By mere centimeters, he avoided a frontal collision which surely would have killed him. Instead, his shoulder smacked the rear-view mirror and his clutch lever scoured a long crease in the side of the pickup. Miraculously, Thompson never went down.

“I think there are several reasons I’m still around. The only part of the bike that hit the truck was the clutch lever. It gave way and mashed into my finger. My shoulder was the real impact area.

“I was following proper riding procedure. I was riding on the outside of the turn. When I first saw the truck, it was already over the (center-)line. It kept coming further into my lane. My gaze focused on where I was going. I was going 45-50 mph and he was going even faster. It would have been a 100-plus mile per hour collision.

“The Harley was staggered by the impact. It wobbled towards the edge of the turn but I managed to avoid going off the road and brought the bike back under control. I stopped to see if I still had an arm. My helmet slid alongside the car, which ripped the intercom transmitter right off it.

“The driver, to his credit, stopped immediately. He called the police, apologized to me, and claimed full responsibility.”

Thompson wouldn’t claim superior riding skill for his survival, but I think he was selling himself short. He rides 30,000 to 40,000 miles every year and has been riding off-and-on since he was 15. “I consider a 300 mile day a good day.”

Lots of friends who heard his story admonished him for being on his motorcycle. He said, “If I’d been driving my Wrangler, I’d surely have been unable to avoid a full, head-on collision and I’d be dead. People don’t stop driving their car the day after they have a near-tragic accident.

“I always wear body armor. I know that seems anti-Harley (as Harley riders are notoriously style- rather than safety-conscious). And I had a full-face helmet on. Without it, the impact would have taken off much of the side of my face. If I hadn’t had the padded jacket on, the mirror would have taken my shoulder off, or at least broken it in several places.

“The driver’s insurance company is cooperating with me. I think they’re happy they’re not getting a wrongful death lawsuit from my wife.
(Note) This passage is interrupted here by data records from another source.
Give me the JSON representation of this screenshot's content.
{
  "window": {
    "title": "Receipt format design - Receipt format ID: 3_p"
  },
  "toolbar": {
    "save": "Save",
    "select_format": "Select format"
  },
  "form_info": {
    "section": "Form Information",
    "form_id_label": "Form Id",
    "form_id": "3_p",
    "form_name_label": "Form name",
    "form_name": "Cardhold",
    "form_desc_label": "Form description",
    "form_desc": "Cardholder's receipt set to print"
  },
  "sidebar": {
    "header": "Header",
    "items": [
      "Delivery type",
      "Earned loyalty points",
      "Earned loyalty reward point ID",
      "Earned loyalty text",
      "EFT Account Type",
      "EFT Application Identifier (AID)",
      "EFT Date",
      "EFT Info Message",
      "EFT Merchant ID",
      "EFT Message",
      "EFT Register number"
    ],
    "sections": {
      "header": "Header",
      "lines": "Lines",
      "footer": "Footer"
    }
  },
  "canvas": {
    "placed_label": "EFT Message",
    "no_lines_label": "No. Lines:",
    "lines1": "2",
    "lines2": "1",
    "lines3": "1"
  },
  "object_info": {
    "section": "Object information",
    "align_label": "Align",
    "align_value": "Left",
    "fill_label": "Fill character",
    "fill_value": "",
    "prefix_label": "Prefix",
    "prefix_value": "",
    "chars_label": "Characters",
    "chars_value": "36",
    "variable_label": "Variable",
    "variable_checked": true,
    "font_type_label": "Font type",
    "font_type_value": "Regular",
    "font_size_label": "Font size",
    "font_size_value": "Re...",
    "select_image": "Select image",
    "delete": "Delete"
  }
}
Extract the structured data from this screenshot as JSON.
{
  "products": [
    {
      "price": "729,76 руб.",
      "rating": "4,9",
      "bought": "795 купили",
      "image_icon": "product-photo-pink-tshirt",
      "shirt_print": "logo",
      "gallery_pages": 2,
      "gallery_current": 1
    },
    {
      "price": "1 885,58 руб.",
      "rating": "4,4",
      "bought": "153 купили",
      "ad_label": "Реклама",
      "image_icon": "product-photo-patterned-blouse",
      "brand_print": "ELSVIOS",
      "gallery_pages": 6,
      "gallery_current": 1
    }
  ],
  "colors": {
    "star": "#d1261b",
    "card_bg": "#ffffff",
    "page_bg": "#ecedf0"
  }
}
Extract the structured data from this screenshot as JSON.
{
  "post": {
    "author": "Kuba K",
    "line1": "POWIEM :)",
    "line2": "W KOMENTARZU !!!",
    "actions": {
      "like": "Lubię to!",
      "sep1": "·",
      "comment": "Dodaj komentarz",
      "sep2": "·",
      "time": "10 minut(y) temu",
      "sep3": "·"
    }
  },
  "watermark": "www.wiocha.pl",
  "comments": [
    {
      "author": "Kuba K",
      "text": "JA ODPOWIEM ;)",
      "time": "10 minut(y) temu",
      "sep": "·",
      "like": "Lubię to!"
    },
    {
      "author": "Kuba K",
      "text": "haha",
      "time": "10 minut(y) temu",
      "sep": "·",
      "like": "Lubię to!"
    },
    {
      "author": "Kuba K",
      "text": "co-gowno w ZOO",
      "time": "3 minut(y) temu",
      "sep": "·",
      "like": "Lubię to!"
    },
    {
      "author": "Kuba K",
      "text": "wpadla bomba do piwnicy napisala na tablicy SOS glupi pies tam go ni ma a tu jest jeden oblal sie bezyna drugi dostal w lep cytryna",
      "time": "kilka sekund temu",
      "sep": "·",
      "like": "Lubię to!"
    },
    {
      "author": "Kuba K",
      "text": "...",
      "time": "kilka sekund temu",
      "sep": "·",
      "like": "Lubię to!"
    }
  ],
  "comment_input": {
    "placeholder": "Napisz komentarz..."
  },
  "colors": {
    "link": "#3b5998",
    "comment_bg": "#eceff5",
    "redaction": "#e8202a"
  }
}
He was definitely speeding. He may have been on the cell phone, but he didn’t admit it. At least he stopped and turned around. I’m sure many other drivers would have kept going.”

Thompson described a rambunctious childhood that he continues to live. He joined the Navy and served in Vietnam. When he finished his tour of duty, he got a job in the newspaper industry and went back again as a photographer and writer. He had since then been imbedded as a journalist in several other war zones. His parents had been motorcycle riders before he was born. His father returned from World War II and met his mother and got her interested. The first big spike of interest in motorcycles was in the late 1940s when the soldiers and airmen returned home and looked for some type of adrenalin rush like they found in the War.

“The main message is that on a motorcycle, you can never relax, even on a road you ride every day. This is my third collision in three years. One was a deer, one was a bear, and this time was a pickup truck. Not too long ago, I rode up to a turkey vulture that was munching on a decaying skunk in the road. When he saw me, he went aloft, trying to carry the skunk. He let go of it and it splattered against my jacket. Boy did I stink when I got home!”

“I’m not riding with you,” I laughed.

“I’m enough of a religious man to believe that when it’s my time, it’s my time. Last Wednesday wasn’t my time. But I got enough of a message of what it might be like. It is only by blind luck that there wasn’t an obituary the next day stating that a 64-year-old Floyd man died in a motorcycle crash. Apparently, it wasn’t my time yet to die.”